On se souvient du Je crois en la puissance des idées du Mitterrand de la dernière heure qui avait marqué tant ce credo suggérait une étrange grandeur.

De la succession des voeux ne demeurent assurément que les ultimes redondances de styles qui signent les homme: grandiloquence boursouflée d'histoire pour de Gaulle, volonté trépidante de sincérité pour Pompidou, affèterie pointue pour Giscard, sourire byzantin pour Mitterrand, vacuité tapageuse pour Chirac...

J'aime à me souvenir que le terme lui-même avant de signaler le simple souhait policé que l'on adresse à ses proches, ou non, renvoie d'abord à une promesse faite aux dieux, à un engagement spirituel.

J'aime à rappeler que le latin votum donne ainsi une même origine au vote électoral, à la promesse religieuse, ... au souhait!

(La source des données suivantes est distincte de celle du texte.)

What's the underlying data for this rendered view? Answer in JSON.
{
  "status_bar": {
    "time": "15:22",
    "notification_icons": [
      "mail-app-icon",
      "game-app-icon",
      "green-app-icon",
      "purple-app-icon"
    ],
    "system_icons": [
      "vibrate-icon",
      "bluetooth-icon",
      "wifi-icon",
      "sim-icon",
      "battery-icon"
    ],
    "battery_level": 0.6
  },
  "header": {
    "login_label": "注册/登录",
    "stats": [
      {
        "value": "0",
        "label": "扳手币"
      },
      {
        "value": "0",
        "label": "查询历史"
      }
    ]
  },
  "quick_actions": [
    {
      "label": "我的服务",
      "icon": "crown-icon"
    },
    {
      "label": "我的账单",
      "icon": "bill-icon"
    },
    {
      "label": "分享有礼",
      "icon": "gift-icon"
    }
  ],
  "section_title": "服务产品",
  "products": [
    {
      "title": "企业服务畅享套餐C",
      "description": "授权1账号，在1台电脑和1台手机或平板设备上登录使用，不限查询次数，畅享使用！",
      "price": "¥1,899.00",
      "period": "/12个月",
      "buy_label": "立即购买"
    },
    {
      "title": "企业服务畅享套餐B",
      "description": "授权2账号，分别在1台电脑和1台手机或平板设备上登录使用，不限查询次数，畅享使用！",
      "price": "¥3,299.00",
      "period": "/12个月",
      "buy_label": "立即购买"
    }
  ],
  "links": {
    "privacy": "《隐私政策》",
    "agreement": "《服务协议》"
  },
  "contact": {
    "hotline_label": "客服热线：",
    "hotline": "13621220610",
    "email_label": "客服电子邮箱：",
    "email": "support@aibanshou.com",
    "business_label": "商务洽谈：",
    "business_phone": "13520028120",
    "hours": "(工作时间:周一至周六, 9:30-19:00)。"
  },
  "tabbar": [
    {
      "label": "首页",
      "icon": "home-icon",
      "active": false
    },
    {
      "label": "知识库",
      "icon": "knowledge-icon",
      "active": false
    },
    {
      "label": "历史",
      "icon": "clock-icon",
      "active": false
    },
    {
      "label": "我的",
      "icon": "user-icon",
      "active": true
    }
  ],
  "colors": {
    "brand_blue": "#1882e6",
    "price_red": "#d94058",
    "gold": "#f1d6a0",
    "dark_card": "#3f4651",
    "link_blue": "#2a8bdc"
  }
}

Les fêtes de fin d'année répondent ainsi au sens de la fête tel qu'a pu le décrire Caillois : elles nous font sortir du quotidien pour le mieux supporter, d'où leur connotation à la fois extatique, religieuse et purgative. Et ces voeux y participent. Parole incantatoire, qui pèse sans doute moins pour ce qu'elle énonce, que pour ce qu'elle résonne: voix sacrée, pour ce qu'il y a de sacré en nous - la citoyenneté? - elle donne un sens à la ripaille qui s'ensuivra, où la débauche de moyens va de pair avec la pesanteur du quotidien.

Demain la campagne reprendra ses offensives, manœuvres et autres subterfuges: on y évoquera d'autant plus le quotidien qu'en réalité on l'aura esquivé.

Le discours politique, comme les voeux, relèvent ainsi de ces énoncés performatifs 1 qui échappent aux discours de vérité ou de constatation, pour vouloir être, paraître ( être?) des actes. S'installer ainsi dans la performance, c'est s'ériger au lieu du pouvoir, dans le cénacle sacré où se jouera la parousie ( ou la parodie du pouvoir), au pinacle où se forge le destin des hommes et s'exprime la volonté divine.

Oui ! parce que la parole performative par excellence reste encore le fiat lux  originel, celui qui ainsi s'adresse à nous, quémande nécessairement les ultimes hypostases du sacré, invoque les ultimes prébendes du pouvoir.

Ainsi le votum réinvente-t-il le dualisme: voeux ou vote, qu'importe, il nous jette toujours le long de cette ligne de partage qui sépare les dieux des hommes, faisant de nous les objets, jamais les sujets, d'espérances, d'actes ou de pouvoirs.

Le votum  est toujours affaire de foi, mais pour ce qu'il me réifie, de mauvaise foi!